Franjo Gaži (13 February 1900 – 15 November 1964) was a Croatian and Yugoslavian politician.
In 1935 Yugoslavian parliamentary election he was the designated alternate of Croatian Peasant Party (Hrvatska seljačka stranka, HSS) candidate Mihovil Pavlek Miškina and became the party's district president for Koprivnica.

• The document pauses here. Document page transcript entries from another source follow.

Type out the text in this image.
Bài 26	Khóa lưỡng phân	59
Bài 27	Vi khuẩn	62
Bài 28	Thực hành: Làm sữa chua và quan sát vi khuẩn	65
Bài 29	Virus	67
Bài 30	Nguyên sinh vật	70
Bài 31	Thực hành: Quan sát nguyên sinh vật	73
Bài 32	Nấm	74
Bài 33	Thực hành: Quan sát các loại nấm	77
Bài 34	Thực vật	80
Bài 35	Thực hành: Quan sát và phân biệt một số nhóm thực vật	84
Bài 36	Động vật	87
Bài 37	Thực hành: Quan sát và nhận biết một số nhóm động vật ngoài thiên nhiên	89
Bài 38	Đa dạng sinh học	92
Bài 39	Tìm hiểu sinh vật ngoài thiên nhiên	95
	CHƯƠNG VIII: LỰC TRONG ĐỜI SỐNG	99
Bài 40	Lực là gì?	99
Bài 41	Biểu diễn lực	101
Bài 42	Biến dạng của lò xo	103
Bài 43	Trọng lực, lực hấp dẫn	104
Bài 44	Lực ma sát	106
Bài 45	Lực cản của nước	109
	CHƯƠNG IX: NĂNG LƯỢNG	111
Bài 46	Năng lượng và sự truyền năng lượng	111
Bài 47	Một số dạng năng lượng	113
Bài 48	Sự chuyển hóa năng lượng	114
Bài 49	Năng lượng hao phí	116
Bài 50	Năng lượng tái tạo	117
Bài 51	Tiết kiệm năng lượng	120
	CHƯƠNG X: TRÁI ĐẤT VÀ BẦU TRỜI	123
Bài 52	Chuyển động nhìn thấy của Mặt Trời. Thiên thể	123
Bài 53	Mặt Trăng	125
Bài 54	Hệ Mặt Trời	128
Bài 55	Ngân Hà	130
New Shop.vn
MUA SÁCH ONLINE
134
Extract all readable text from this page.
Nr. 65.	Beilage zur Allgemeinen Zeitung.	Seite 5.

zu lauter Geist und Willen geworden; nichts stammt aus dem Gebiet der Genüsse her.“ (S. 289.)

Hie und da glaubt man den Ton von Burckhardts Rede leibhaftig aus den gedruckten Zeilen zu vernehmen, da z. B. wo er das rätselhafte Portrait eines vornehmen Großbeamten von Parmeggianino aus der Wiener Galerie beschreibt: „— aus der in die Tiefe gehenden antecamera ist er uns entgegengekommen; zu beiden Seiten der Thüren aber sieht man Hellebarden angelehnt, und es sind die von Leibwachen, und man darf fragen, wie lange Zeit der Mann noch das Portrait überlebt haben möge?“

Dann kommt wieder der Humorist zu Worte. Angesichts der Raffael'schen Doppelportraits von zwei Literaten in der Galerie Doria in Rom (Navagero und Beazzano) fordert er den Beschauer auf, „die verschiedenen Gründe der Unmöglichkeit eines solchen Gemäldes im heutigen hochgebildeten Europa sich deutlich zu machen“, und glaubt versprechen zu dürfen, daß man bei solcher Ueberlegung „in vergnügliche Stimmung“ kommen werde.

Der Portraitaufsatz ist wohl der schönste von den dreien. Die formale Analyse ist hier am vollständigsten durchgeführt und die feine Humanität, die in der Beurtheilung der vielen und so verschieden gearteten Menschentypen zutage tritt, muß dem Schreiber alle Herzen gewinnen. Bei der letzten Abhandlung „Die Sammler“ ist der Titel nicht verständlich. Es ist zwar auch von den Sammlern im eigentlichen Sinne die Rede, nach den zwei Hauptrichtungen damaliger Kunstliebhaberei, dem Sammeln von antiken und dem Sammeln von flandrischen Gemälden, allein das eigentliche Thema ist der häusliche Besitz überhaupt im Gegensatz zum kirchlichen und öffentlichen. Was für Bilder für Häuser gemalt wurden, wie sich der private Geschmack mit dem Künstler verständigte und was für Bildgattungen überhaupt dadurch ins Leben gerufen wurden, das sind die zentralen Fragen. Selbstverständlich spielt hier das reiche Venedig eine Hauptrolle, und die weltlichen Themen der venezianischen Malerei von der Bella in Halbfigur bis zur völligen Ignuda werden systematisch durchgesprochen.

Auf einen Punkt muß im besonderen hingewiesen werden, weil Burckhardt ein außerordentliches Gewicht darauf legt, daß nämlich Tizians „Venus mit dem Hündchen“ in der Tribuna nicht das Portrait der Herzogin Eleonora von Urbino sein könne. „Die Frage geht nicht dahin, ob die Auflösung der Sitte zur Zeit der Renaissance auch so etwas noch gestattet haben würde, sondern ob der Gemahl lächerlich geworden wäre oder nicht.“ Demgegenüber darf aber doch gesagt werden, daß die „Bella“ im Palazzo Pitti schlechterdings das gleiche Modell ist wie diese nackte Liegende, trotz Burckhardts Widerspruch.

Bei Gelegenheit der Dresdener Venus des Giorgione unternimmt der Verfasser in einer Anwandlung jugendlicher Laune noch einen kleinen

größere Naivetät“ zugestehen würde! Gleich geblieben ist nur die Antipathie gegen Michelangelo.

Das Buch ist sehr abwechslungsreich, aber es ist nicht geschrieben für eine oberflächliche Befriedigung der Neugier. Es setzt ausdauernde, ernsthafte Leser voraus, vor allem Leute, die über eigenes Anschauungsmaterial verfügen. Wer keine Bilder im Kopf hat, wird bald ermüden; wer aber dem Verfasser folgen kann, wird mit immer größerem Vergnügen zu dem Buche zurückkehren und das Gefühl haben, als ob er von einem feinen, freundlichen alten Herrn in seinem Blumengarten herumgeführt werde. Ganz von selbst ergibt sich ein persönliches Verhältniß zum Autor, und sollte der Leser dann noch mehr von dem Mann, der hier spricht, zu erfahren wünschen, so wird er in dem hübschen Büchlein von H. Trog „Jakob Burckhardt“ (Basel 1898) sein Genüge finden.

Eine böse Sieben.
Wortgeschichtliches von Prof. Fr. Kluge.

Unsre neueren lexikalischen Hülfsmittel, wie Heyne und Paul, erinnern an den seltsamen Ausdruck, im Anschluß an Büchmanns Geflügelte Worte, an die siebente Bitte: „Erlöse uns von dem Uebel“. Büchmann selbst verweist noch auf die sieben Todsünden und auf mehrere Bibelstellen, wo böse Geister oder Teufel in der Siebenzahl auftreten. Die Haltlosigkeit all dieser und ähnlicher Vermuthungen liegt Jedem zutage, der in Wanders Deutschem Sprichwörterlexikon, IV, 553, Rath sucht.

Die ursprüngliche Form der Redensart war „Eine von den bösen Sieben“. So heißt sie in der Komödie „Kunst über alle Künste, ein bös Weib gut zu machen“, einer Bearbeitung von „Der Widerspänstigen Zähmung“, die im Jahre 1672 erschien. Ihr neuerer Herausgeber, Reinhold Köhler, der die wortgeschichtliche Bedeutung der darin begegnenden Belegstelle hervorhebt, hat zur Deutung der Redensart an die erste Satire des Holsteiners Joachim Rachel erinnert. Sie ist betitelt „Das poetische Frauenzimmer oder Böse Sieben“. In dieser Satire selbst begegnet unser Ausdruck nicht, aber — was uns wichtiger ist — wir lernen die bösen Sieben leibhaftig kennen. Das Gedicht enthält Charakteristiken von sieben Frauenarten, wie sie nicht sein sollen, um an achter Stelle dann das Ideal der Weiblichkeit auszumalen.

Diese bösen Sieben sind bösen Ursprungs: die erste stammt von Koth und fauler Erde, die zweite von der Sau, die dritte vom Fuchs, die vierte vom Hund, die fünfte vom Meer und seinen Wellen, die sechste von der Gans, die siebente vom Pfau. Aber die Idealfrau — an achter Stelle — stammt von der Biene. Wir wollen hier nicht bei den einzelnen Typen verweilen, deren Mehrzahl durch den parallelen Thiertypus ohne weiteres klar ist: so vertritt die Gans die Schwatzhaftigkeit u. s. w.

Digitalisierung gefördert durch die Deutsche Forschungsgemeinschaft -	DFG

Following the Axis invasion of Yugoslavia during the World War II and establishment of the Independent State of Croatia (Nezavisna Država Hrvatska, NDH) in April 1941, the HSS remains largely passive, following instructions of its president Vladko Maček. At the same time, the Communist Party of Yugoslavia (Komunistička partija Jugoslavija, KPJ) and its nominally independent branch, the Communist Party of Croatia (Komunistička partija Hrvatske, KPH) launch Partisan resistance. HSS presence in the Partisan movement was established by Božidar Magovac in 1943, and Gaži soon followed him there. Magovac established the HSS executive committee in the Partisans, but after he came into conflict with the KPH secretary Andrija Hebrang, Gaži gradually replaced Magovac with Hebrang's assistance. Thus Gaži became the president of the HSS executive committee, as well as the vice-president of the State Anti-fascist Council for the National Liberation of Croatia (Zemaljsko antifašističko vijeće narodnog oslobođenja Hrvatske, ZAVNOH) established by the KPH as the supreme representative body in Croatia, and vice-president of the National Committee for the Liberation of Yugoslavia. In the final days of the war, the HSS executive committee was under increasing influence of the KPH. It was formally renamed the Croatian Republican Peasant Party and used to politically weaken Maček-led HSS.
The HRSS remained a political ally of the KPH after the war and Gaži was elected a member of the Croatian Sabor and of the Yugoslav Parliament. He was a part of several Vladimir Bakarić-led cabinets of Croatia.[1]